La Palazzina Majani abrite désormais un magasin de prêt-à-porter. (Crédits : MM)

Mais la « French Touch » ne s'est pas arrêtée là ! Après guerre, la construction de bâtiments sous la mairie communiste de Bologne a créé de nombreux débats : 

« Le modernisme n’était pas trop aimé, avoue Guido. Mais lorsqu’on a demandé à Mario Cucinella de dessiner les nouveaux bureaux de la mairie de Bologne, il s’est inspiré des lignes modernes du quartier de La Défense. On peut aussi évoquer la construction du pavillon de l’Esprit Nouveau, pensé par Le Corbusier et qui a enrichi le quartier bolonais de la Fiera. Les habitants de la ville ne sont pas conscients de cette inspiration française. Mais peut-être que les structures modernes sont un peu passe-partout… »

L'Esprit Nouveau imaginé par Le Corbusier (Crédits : Bologna Welcome)

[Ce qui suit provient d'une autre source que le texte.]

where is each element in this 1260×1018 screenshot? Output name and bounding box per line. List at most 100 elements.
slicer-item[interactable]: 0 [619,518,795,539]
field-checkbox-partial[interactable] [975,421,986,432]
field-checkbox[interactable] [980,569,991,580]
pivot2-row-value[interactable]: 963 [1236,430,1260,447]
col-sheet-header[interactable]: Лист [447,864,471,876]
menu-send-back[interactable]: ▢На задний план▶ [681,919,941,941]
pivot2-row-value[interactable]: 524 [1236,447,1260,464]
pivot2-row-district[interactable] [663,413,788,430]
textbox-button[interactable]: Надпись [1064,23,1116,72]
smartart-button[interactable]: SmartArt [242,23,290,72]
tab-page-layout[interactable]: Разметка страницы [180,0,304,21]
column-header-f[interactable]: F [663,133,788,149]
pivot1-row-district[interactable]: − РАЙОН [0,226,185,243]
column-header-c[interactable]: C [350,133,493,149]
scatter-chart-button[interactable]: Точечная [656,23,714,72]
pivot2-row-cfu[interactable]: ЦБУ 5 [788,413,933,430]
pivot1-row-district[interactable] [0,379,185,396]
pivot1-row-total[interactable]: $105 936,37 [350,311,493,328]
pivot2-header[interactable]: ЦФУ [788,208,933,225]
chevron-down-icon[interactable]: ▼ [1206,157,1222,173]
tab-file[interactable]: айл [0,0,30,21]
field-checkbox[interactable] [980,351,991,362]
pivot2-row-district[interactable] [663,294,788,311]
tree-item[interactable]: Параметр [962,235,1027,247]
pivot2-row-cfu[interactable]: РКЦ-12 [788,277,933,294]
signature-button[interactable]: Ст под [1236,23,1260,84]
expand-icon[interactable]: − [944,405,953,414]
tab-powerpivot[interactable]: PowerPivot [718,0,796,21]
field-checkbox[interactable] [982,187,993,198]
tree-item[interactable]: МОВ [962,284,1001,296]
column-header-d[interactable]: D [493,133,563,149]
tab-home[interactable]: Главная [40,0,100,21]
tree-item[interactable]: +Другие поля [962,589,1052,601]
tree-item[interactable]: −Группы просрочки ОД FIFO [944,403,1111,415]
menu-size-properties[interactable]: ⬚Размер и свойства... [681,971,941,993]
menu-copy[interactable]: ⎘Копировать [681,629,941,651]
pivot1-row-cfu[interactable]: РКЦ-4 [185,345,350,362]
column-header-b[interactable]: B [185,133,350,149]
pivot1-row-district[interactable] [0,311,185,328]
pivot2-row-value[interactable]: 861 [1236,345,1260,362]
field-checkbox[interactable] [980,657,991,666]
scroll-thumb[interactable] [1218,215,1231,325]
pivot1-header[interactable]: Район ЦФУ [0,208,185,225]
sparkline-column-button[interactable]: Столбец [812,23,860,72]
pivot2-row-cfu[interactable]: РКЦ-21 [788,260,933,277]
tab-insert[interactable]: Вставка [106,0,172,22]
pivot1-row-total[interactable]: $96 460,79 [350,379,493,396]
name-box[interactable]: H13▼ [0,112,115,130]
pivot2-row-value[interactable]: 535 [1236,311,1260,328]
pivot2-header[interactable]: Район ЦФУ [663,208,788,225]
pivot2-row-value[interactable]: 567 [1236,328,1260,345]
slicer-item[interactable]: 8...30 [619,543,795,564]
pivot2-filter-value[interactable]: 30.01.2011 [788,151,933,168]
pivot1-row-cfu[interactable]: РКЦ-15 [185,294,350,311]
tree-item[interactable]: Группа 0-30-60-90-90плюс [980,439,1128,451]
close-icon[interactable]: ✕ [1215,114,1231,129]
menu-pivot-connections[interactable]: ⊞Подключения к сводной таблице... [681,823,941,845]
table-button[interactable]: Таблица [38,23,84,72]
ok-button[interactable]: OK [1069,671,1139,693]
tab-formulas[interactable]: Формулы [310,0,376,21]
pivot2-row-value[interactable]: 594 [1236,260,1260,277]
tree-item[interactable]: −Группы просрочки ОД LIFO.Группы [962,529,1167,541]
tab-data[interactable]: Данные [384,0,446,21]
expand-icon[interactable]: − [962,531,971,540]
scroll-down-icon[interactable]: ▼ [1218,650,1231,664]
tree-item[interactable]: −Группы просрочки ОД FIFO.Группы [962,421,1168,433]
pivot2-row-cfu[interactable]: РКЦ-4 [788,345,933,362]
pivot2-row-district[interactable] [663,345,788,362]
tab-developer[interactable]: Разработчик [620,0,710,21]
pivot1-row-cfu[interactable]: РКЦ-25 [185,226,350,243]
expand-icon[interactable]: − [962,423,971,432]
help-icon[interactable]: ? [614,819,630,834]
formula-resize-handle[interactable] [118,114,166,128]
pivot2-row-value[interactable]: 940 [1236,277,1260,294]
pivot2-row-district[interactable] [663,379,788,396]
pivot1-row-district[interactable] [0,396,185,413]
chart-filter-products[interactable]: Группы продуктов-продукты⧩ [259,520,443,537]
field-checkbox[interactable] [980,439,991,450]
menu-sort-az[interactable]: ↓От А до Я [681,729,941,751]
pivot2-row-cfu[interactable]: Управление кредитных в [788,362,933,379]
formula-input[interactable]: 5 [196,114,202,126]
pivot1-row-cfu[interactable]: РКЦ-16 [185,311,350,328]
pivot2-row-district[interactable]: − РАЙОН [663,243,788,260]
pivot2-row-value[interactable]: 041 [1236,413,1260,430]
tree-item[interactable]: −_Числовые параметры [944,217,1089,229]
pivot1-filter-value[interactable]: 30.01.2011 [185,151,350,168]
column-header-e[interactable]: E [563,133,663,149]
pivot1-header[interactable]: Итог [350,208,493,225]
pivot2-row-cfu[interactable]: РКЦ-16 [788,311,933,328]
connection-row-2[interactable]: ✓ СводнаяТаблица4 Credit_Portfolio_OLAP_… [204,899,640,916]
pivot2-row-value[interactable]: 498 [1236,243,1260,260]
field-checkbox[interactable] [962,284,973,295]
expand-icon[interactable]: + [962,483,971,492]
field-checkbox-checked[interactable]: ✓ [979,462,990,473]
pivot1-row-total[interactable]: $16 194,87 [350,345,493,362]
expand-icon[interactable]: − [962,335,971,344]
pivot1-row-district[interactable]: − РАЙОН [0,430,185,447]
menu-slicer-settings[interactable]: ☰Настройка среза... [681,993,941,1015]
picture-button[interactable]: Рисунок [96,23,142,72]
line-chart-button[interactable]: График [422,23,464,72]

La religion catholique et le peuple italien sont étroitement liés. Bologne a la particularité de proposer quelques offices dans la langue de Molière. C'est le cas, par exemple, de la basilique San Francesco, où des prêtres franciscains président la messe à proximité de la piazza de Marchi. Chez certains vieux Bolonais, le français est aussi utilisé dans le dialecte d’Emilie-Romagne. Ici, quand on demande un «tirabouchon», c’est généralement pour déboucher de bonnes bouteilles.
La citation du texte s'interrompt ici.